Профессор стал выкладывать на ставшую горизонтальной обратную сторону картины какие-то старые рукописи, испещренные формулами. Он перелистывал некоторые из них, задержался на странице, где был нарисован женский профиль, вздохнул и стал складывать обратно. В руки ему попало письмо.
...«Уважаемый профессор! Рад был убедиться, просматривая советский научный обзор, в соблюдении Вами поставленных мной на „Куин Мэри“ условий.

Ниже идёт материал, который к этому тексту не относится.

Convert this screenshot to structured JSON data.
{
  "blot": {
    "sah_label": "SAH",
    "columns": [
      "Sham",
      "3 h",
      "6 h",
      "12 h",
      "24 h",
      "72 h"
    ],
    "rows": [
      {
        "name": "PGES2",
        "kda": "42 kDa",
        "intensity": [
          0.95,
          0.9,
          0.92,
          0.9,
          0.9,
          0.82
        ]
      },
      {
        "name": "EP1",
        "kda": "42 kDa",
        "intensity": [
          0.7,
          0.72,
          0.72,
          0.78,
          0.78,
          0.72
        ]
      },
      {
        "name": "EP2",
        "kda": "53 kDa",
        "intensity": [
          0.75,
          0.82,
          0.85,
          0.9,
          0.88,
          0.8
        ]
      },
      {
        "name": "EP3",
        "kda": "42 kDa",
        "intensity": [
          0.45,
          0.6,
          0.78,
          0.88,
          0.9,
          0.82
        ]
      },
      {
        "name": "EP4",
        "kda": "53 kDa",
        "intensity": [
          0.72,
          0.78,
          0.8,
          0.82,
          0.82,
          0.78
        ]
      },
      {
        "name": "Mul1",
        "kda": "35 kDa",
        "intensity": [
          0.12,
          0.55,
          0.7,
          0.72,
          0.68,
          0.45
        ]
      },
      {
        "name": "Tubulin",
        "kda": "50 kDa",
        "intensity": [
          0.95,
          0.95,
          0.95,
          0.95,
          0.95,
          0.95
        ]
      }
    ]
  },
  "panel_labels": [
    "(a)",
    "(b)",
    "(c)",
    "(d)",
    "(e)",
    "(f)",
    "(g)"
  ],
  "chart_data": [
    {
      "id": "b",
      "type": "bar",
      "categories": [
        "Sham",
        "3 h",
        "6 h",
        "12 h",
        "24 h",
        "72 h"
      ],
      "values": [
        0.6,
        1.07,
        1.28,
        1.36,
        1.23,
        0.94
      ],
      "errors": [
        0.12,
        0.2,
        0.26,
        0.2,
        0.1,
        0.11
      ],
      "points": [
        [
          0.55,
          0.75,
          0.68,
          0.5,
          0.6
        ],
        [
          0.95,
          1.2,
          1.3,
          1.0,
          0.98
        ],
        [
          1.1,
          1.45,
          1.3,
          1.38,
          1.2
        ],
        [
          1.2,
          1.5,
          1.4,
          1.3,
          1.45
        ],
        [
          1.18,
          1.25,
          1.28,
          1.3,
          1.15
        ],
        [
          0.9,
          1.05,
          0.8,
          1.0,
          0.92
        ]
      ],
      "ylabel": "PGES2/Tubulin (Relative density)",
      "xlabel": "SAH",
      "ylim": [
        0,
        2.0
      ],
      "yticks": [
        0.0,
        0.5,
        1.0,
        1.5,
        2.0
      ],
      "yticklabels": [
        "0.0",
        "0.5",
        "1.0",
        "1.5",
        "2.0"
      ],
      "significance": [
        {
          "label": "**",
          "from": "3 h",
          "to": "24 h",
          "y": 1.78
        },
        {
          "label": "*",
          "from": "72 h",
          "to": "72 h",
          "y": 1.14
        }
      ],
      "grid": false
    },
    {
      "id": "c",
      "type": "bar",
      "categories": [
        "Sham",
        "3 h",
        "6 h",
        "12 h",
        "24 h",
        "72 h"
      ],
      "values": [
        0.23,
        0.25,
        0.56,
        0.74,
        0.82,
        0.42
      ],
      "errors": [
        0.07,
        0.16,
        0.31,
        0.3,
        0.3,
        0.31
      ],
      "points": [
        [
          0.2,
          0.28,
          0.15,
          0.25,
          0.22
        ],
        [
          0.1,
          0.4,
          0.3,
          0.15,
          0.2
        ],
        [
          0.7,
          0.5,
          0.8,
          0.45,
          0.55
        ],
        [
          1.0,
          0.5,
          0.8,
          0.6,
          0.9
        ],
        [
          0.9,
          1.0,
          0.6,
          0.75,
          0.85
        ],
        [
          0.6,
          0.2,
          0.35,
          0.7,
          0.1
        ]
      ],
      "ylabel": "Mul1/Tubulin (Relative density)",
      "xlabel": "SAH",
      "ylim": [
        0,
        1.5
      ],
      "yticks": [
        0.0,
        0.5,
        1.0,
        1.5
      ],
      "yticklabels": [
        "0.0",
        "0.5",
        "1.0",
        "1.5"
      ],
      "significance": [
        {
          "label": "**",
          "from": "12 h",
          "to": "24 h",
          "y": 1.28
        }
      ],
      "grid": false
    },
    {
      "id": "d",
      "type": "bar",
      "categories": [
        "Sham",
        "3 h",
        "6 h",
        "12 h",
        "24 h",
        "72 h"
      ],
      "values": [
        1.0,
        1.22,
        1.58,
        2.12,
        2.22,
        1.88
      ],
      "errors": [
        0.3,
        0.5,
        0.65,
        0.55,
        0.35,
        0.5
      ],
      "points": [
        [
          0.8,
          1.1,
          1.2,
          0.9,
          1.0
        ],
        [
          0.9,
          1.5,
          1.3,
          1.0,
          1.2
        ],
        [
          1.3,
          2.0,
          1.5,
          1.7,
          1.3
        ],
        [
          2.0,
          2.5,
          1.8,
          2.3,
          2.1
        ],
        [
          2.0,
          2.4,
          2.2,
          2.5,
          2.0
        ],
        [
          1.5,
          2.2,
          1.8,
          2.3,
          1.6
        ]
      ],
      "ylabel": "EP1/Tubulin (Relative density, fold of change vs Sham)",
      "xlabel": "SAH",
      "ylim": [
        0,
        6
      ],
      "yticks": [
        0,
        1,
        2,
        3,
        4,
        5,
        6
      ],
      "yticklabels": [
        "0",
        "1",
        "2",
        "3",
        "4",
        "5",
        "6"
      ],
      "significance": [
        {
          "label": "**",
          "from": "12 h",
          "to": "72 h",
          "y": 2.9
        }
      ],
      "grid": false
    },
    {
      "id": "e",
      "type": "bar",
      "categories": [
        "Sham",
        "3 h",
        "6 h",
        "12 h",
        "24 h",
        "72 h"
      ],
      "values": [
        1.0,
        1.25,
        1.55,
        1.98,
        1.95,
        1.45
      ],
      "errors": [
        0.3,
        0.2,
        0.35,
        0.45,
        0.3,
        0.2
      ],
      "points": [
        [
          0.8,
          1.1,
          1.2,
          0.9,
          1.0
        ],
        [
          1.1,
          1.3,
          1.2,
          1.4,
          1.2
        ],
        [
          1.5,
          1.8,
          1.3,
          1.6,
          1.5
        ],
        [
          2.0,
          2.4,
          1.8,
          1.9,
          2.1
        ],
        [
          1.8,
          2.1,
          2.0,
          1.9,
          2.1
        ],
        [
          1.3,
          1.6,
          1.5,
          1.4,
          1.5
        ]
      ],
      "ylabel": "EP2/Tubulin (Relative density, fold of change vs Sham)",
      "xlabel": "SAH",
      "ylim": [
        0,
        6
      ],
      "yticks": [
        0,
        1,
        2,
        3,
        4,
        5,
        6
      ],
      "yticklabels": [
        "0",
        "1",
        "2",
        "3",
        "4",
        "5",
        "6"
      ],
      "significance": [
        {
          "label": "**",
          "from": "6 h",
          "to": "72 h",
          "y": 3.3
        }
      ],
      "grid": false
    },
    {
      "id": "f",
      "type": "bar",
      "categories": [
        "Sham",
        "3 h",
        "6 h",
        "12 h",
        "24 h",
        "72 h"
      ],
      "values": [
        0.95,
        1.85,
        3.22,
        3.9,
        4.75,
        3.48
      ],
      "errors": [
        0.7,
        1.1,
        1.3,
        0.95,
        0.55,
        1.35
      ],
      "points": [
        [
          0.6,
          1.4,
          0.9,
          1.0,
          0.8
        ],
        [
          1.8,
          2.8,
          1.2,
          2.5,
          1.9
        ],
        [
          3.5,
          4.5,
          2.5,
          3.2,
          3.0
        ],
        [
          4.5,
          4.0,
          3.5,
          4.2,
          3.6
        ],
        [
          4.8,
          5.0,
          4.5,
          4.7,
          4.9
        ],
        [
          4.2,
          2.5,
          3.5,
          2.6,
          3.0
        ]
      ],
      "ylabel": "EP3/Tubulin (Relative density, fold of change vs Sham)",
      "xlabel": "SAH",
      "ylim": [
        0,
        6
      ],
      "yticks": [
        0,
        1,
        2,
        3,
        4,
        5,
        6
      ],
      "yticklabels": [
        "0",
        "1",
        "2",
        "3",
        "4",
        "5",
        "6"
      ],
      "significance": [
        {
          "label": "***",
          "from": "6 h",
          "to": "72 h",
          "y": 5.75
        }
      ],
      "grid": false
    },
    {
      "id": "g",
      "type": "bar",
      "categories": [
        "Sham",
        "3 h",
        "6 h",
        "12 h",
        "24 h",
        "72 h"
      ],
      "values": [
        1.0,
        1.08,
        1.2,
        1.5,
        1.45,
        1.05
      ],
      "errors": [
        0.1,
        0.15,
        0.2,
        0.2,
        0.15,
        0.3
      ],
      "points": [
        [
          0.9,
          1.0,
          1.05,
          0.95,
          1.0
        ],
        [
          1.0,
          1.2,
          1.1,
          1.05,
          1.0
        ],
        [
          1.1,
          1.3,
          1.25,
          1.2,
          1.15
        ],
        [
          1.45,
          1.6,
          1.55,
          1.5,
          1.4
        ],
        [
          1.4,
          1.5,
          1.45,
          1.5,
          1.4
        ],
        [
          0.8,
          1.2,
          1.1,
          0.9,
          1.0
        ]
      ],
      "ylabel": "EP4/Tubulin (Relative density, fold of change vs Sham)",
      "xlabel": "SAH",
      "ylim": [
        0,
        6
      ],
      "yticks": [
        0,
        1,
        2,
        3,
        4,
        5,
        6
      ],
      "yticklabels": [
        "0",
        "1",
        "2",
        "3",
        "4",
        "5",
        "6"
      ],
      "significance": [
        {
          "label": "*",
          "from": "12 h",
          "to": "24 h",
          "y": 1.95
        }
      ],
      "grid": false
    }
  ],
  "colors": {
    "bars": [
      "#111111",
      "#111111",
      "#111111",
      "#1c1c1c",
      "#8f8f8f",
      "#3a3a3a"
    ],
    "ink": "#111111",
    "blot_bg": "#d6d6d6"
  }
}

Радиофизика — достойнейшая область для приложения ваших обширных знаний и блестящих способностей. Конечно, Вы могли бы вернуться и к былым своим исследованиям, в Вашем распоряжении окажется любая из моих лабораторий, где так удачно повторялись забытые миром открытия, применение которых, напоминаю, находится в прямой зависимости от дальнейшей заботы Вашей о счастье человечества.
По-прежнему готовый к дружбе…»
Дойдя до подписи, профессор раздраженно засунул письмо в секретное бюро.
— Какой иронией звучат ваши слова о дружбе и человечестве… М-да! Ваше письмо лишь убеждает меня, что вам все еще не удалось «повторить» открытие моего учителя. Только то, что я жив, мешает вам воспользоваться в преступных целях тем, что уже в ваших руках. Так пусть хоть так оправдывается мое жалкое существование в моих собственных глазах!
Профессор вздохнул и с шумом захлопнул шкаф. Из передней совершенно отчетливо слышался шорох. Профессор оглянулся, все еще держась рукой за раму.
— О-о, профессор! Может быть, вы думаете, что на вас купальный костюм и вы идете купаться в нарисованную Левитаном речку? — послышался высокий торопливый голос.
— Фу, доктор… Милейший, вы изволили меня напугать!
— Что вы говорите! А я, признаться, испугался сам. Мне послышался, знаете ли, такой металлический звук…
В комнату вошел маленький подвижной человек. Он быстро поворачивал свою лысую голову с вьющимися височками. При этом пенсне в старинной золотой оправе часто слетало, и доктор подхватывал его на лету и водружал на место.
Надев пенсне криво на нос, доктор, потирая руки, оглянулся:
— Итак, почтеннейший, что это был за металлический звук?
Профессор был в явном замешательстве.
— Вы… смею вас уверить… ошиблись.
— Я? Ничего подобного! Я все понял. Это вы сбросили на пол свои рыцарские доспехи! — Доктор поднял одеяло с пола и накинул его на плечи профессору. — Теперь предоставим слово обвинителю, то есть мне. Слушайте и не защищайтесь! Во-первых, я предложил вам лежать. Сейчас же ложитесь на скамью подсудимых! Немедленно!..
— Милый доктор, я ложусь… ложусь! Я уже лежу!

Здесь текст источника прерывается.